E, independentemente da possibilidade legal estabelecida no artº 1417º-nº1 do Código Civil de a propriedade horizontal poder ser constituída por usucapião. (v. neste sentido Ac.TRG de 11/1/2018, P.4080/16.9T8BRG-A.G1, Ac.TRG de 30/5/2018, P. 8250/15.9T8VNF.G1, in www.dgsi.pt), e, da imposição, nestes casos, de, como se decide já no Ac. STJ de 4/10/2018, P.4080/16.9T8BRG-A.G1.S1, in www.dgsi.pt, que “A ação em que se vise o reconhecimento da constituição da propriedade horizontal por usucapião terá de correr entre todos os condóminos para que a respetiva sentença possa ter eficácia de caso julgado material em relação a todos eles”.

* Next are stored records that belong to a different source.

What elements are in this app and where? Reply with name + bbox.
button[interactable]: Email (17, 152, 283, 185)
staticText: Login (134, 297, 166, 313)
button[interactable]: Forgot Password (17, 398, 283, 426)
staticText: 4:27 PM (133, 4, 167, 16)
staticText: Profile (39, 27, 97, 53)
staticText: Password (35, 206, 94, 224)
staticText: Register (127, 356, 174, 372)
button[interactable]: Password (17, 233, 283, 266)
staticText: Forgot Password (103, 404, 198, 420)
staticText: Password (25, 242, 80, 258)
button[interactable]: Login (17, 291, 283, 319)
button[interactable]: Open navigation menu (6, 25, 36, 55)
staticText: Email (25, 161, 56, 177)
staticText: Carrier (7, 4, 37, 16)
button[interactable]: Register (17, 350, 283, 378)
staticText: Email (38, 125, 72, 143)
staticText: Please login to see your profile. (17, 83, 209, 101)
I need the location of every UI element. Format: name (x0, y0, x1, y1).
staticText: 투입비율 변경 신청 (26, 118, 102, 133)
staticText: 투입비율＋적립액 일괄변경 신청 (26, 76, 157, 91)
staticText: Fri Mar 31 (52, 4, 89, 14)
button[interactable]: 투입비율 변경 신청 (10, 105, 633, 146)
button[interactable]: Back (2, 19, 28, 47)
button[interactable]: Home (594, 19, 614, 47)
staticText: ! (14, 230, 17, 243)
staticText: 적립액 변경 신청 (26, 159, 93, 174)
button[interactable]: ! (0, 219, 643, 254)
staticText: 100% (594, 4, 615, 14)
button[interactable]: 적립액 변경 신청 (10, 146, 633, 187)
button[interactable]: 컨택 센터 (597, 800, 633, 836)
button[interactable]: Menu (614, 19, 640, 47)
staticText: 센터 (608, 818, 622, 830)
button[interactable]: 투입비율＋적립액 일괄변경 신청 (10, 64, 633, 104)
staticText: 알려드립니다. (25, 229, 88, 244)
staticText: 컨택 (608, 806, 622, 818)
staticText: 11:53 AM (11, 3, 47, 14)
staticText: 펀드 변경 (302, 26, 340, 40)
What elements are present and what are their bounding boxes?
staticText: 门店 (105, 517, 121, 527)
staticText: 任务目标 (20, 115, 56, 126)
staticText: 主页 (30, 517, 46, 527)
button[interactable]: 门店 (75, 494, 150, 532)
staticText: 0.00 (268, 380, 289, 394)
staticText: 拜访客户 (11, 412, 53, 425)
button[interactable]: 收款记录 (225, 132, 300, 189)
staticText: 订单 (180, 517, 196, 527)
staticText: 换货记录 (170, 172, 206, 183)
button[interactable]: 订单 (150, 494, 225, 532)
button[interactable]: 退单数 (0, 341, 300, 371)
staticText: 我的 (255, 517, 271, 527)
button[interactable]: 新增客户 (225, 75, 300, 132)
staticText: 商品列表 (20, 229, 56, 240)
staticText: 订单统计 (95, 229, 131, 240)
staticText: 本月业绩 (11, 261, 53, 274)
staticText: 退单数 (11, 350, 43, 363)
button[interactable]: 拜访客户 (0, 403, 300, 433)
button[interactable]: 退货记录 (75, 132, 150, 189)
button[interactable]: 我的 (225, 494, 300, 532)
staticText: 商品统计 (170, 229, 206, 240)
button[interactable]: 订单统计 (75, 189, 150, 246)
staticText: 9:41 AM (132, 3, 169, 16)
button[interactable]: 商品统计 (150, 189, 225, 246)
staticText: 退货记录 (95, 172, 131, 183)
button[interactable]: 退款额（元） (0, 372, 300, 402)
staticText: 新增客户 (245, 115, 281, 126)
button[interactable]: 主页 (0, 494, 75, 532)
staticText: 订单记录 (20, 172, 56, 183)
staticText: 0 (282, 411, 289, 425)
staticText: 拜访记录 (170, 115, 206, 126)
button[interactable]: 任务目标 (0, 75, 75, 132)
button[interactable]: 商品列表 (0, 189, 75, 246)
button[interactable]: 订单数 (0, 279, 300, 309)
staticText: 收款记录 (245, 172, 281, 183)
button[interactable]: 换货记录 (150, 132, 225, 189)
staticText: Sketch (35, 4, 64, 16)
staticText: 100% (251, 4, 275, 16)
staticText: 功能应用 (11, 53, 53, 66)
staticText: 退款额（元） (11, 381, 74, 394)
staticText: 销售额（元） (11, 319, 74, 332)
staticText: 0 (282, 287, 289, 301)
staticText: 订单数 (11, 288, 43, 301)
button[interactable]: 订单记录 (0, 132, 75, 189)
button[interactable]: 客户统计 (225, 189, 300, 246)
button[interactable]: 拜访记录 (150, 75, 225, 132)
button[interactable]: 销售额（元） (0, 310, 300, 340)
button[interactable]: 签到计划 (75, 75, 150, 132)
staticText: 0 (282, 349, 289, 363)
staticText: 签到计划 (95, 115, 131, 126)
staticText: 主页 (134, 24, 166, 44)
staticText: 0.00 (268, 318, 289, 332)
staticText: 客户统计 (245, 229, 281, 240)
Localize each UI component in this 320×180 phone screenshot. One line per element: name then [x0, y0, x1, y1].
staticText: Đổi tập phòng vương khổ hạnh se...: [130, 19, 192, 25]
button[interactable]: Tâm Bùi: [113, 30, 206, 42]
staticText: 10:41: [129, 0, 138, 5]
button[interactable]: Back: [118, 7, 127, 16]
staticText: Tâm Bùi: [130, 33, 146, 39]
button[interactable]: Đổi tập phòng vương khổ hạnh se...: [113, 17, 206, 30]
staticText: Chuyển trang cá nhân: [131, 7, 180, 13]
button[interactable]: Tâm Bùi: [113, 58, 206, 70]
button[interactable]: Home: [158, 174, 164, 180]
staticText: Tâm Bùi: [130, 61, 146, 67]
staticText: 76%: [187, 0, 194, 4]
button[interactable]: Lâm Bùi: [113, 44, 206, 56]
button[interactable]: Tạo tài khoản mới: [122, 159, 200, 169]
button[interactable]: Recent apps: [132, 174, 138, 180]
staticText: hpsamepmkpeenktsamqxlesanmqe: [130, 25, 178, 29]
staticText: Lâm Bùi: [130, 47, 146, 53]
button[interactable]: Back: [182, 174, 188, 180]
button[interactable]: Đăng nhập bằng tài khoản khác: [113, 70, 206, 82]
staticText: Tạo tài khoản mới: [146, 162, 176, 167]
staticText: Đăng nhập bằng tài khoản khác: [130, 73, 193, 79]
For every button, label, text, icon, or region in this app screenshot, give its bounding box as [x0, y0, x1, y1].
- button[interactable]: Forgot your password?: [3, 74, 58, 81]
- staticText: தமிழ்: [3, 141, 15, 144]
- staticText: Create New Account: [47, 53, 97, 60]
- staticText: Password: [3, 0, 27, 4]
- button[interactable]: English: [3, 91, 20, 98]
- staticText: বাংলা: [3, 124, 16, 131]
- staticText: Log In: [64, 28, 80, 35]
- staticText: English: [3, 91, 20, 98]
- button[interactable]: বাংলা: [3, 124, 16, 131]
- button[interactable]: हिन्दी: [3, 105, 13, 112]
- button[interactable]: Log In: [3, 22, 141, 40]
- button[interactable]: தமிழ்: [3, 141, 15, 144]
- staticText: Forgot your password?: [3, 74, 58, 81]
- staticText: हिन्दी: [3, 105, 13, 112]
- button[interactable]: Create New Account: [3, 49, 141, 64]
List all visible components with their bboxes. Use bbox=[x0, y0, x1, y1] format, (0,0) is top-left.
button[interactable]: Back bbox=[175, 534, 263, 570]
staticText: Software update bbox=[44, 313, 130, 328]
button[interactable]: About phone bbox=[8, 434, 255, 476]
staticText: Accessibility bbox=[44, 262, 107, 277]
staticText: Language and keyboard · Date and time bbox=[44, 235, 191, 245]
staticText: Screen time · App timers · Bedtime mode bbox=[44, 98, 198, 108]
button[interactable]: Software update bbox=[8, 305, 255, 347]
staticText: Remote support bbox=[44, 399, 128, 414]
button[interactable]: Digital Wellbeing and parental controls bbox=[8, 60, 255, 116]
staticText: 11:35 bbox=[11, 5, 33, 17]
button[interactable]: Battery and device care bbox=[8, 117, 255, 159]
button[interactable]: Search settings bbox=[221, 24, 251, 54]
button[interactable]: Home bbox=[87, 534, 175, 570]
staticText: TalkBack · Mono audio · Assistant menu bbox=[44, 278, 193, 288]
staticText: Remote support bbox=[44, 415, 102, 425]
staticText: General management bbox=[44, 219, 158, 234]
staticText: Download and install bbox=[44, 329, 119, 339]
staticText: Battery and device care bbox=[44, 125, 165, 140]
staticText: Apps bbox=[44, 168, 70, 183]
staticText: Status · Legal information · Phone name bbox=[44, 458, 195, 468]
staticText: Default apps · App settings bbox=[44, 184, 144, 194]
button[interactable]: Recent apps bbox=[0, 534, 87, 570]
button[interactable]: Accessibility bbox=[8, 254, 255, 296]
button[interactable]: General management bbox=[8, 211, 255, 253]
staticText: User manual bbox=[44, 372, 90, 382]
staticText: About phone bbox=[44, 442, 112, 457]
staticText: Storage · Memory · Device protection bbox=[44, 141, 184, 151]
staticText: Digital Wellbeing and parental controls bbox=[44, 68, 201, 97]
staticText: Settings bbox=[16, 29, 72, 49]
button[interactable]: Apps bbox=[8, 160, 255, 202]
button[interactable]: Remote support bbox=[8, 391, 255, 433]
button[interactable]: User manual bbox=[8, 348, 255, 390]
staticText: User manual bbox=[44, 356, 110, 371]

Ainda, e como se refere no Ac. do STJ de 6/12/2018 - “A produção de efeitos jurídicos correspondentes à modificação do título constitutivo da propriedade horizontal (…) deve compatibilizar-se com regras imperativas em matéria de direito do urbanismo ligadas ao licenciamento da construção e da utilização de edifícios e respetivas frações”.
Mais se fundamentando no indicado aresto: (…) Leia-se ainda o Ac. do STJ de 29-11-06, 06A3355, em www.dgsi.pt, em cujo sumário se refere que “a constituição da propriedade horizontal por decisão judicial depende da verificação simultânea, quer dos requisitos civis previstos no art. 1417º do CC, quer dos requisitos administrativos fixados no RJUE. Ou ainda o A. do STJ de 18-903, CJ, t. III, p. 36, quando nele se refere que “a possibilidade de modificação do título constitutivo da propriedade horizontal por escritura pública, havendo acordo de todos os condóminos, não afasta as normas imperativas de interesse e ordem pública relativa à conformidade da constituição com o projeto licenciado”.
Entendimento também expresso por Fernando Pereira Rodrigues, quando refere que “o tribunal não pode alterar o título constitutivo da propriedade horizontal em violação das normas legais em vigor, designadamente sem aprovação de todos os condóminos e junção de documento emanado da Câmara Municipal comprovativo de que a alteração está de acordo com as leis e regulamentos em vigor na autarquia” (Usucapião, pp. 16 e 17)”.
Concluindo-se, pela improcedência, relativamente à primeira questão, na parte em apreciação, dos fundamentos da apelação, nos termos expostos.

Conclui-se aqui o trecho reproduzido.